An untreated dog with a moderate worm burden might survive a few years past the onset of symptoms, but with declining quality of life the entire time.

What treatment changes

With proper melarsomine treatment, dogs have a good prognosis when the infection is caught early. The worms are killed, the body clears the dead worm fragments over several weeks, and with strict rest during recovery, most dogs return to a normal life.

The key word is “early.” Dogs treated before significant heart and lung damage has occurred typically recover well and have normal life expectancy afterward. Dogs treated later, after advanced disease has set in, may recover from the infection itself but carry permanent organ damage.
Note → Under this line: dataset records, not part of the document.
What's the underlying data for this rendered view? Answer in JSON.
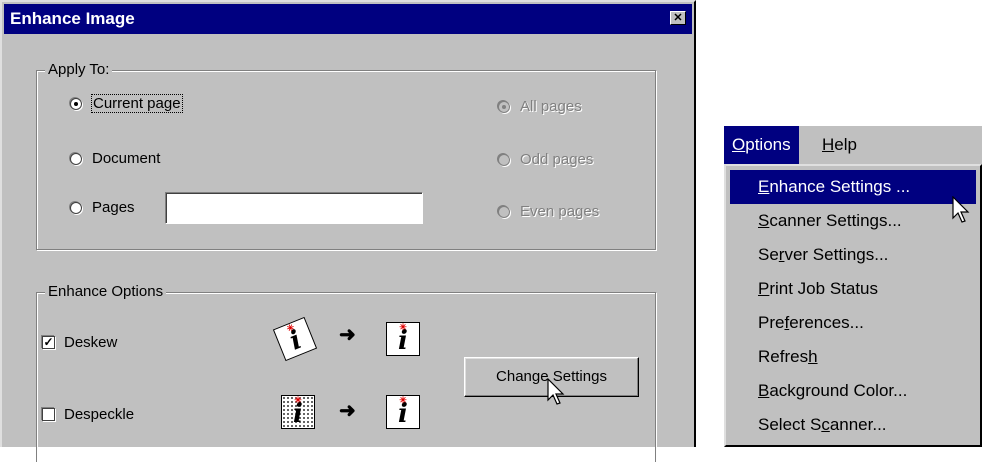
{
  "dialog": {
    "title": "Enhance Image",
    "close_glyph": "✕",
    "apply_to": {
      "legend": "Apply To:",
      "options": [
        {
          "label": "Current page",
          "checked": true,
          "enabled": true
        },
        {
          "label": "Document",
          "checked": false,
          "enabled": true
        },
        {
          "label": "Pages",
          "checked": false,
          "enabled": true
        },
        {
          "label": "All pages",
          "checked": true,
          "enabled": false
        },
        {
          "label": "Odd pages",
          "checked": false,
          "enabled": false
        },
        {
          "label": "Even pages",
          "checked": false,
          "enabled": false
        }
      ],
      "pages_value": ""
    },
    "enhance_options": {
      "legend": "Enhance Options",
      "deskew_label": "Deskew",
      "deskew_checked": true,
      "despeckle_label": "Despeckle",
      "despeckle_checked": false,
      "icon_glyph": "i",
      "spark_glyph": "✳",
      "arrow_glyph": "➜",
      "check_glyph": "✓",
      "change_settings_label": "Change Settings"
    }
  },
  "menubar": {
    "options": {
      "mnemonic": "O",
      "rest": "ptions"
    },
    "help": {
      "mnemonic": "H",
      "rest": "elp"
    }
  },
  "menu_items": [
    {
      "pre": "",
      "mn": "E",
      "post": "nhance Settings ..."
    },
    {
      "pre": "",
      "mn": "S",
      "post": "canner Settings..."
    },
    {
      "pre": "Se",
      "mn": "r",
      "post": "ver Settings..."
    },
    {
      "pre": "",
      "mn": "P",
      "post": "rint Job Status"
    },
    {
      "pre": "Pre",
      "mn": "f",
      "post": "erences..."
    },
    {
      "pre": "Refres",
      "mn": "h",
      "post": ""
    },
    {
      "pre": "",
      "mn": "B",
      "post": "ackground Color..."
    },
    {
      "pre": "Select S",
      "mn": "c",
      "post": "anner..."
    }
  ],
  "colors": {
    "titlebar": "#000080",
    "face": "#c0c0c0",
    "highlight": "#000080"
  }
}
Treatment costs $1,000 to $3,000, which is real money. But the cost of not treating is watching your dog’s health decline over years.

The “slow kill” myth

Some owners ask about the “slow kill” method, which involves just giving monthly prevention and waiting for the adult worms to die naturally over their 5 to 7 year lifespan. The American Heartworm Society explicitly does not recommend this approach. The worms continue damaging the heart and lungs the entire time they’re alive. And the dog remains a reservoir for mosquitoes to pick up and spread heartworm to other animals.
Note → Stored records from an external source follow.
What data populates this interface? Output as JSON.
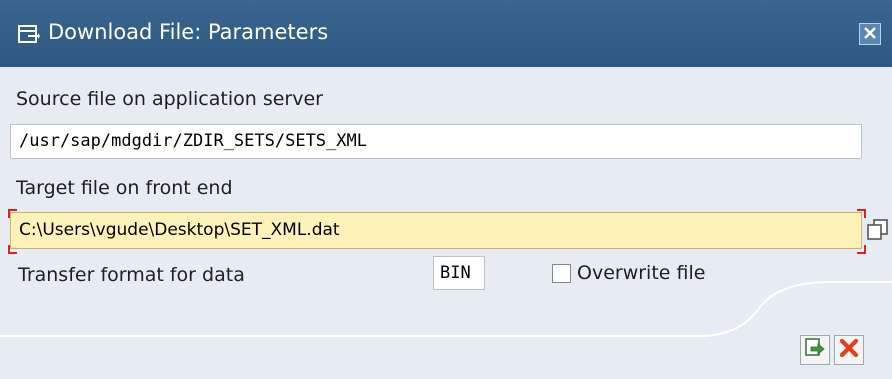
{
  "dialog": {
    "title": "Download File: Parameters"
  },
  "form": {
    "source_label": "Source file on application server",
    "source_value": "/usr/sap/mdgdir/ZDIR_SETS/SETS_XML",
    "target_label": "Target file on front end",
    "target_value": "C:\\Users\\vgude\\Desktop\\SET_XML.dat",
    "format_label": "Transfer format for data",
    "format_value": "BIN",
    "overwrite_label": "Overwrite file",
    "overwrite_checked": false
  },
  "icons": {
    "title": "dialog-window-icon",
    "close": "close-icon",
    "value_help": "copy-value-help-icon",
    "continue": "continue-check-icon",
    "cancel": "cancel-x-icon"
  },
  "colors": {
    "titlebar": "#2f5c86",
    "body_background": "#e6ecf2",
    "active_field": "#fff2b8",
    "required_marker": "#e02020",
    "cancel": "#e0401a",
    "continue": "#3a9a3a"
  }
}
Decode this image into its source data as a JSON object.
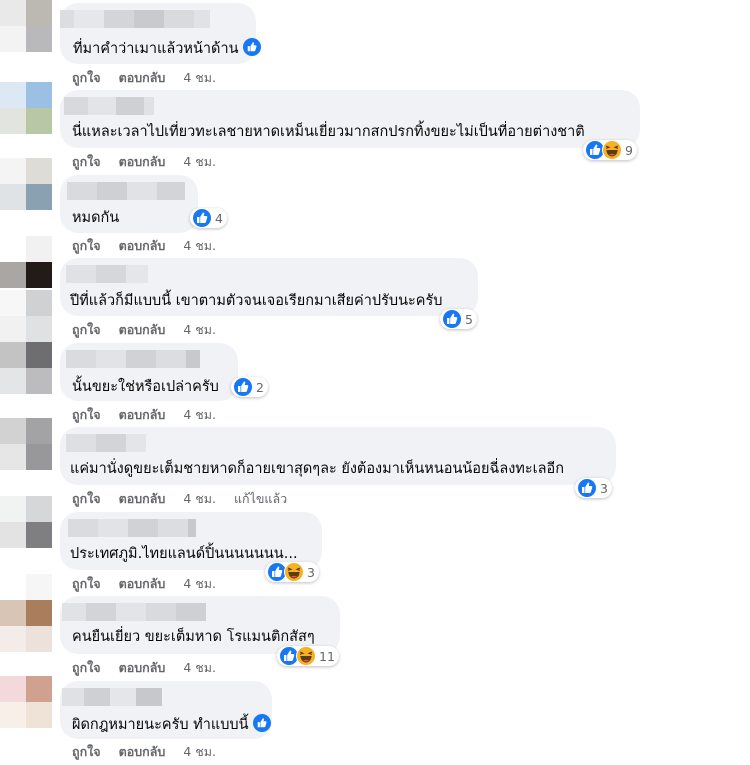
{
  "actions": {
    "like": "ถูกใจ",
    "reply": "ตอบกลับ"
  },
  "comments": [
    {
      "text": "ที่มาคำว่าเมาแล้วหน้าด้าน",
      "time": "4 ชม.",
      "edited": "",
      "reaction_count": ""
    },
    {
      "text": "นี่แหละเวลาไปเที่ยวทะเลชายหาดเหม็นเยี่ยวมากสกปรกทิ้งขยะไม่เป็นที่อายต่างชาติ",
      "time": "4 ชม.",
      "edited": "",
      "reaction_count": "9"
    },
    {
      "text": "หมดกัน",
      "time": "4 ชม.",
      "edited": "",
      "reaction_count": "4"
    },
    {
      "text": "ปีที่แล้วก็มีแบบนี้ เขาตามตัวจนเจอเรียกมาเสียค่าปรับนะครับ",
      "time": "4 ชม.",
      "edited": "",
      "reaction_count": "5"
    },
    {
      "text": "นั้นขยะใช่หรือเปล่าครับ",
      "time": "4 ชม.",
      "edited": "",
      "reaction_count": "2"
    },
    {
      "text": "แค่มานั่งดูขยะเต็มชายหาดก็อายเขาสุดๆละ ยังต้องมาเห็นหนอนน้อยฉี่ลงทะเลอีก",
      "time": "4 ชม.",
      "edited": "แก้ไขแล้ว",
      "reaction_count": "3"
    },
    {
      "text": "ประเทศภูมิ.ไทยแลนด์ปิ้นนนนนนน...",
      "time": "4 ชม.",
      "edited": "",
      "reaction_count": "3"
    },
    {
      "text": "คนยืนเยี่ยว ขยะเต็มหาด โรแมนติกสัสๆ",
      "time": "4 ชม.",
      "edited": "",
      "reaction_count": "11"
    },
    {
      "text": "ผิดกฎหมายนะครับ ทำแบบนี้",
      "time": "4 ชม.",
      "edited": "",
      "reaction_count": ""
    }
  ],
  "colors": {
    "bubble": "#f0f2f5",
    "like_blue": "#1877f2",
    "haha_yellow": "#f7b125",
    "meta_gray": "#65676b"
  }
}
Monthly prevention kills larvae, not adults. It prevents new infections but does nothing about the worms already established.

Key takeaways

  • Untreated heartworm is progressive and ultimately fatal.
  • Adult worms live 5 to 7 years, causing cumulative heart and lung damage.
  • Early treatment has good outcomes. Late treatment may leave permanent organ damage.
  • The “slow kill” approach of just giving monthly prevention is not recommended. It allows ongoing damage.
  • Prevention remains the best strategy. Annual testing catches infections before damage accumulates.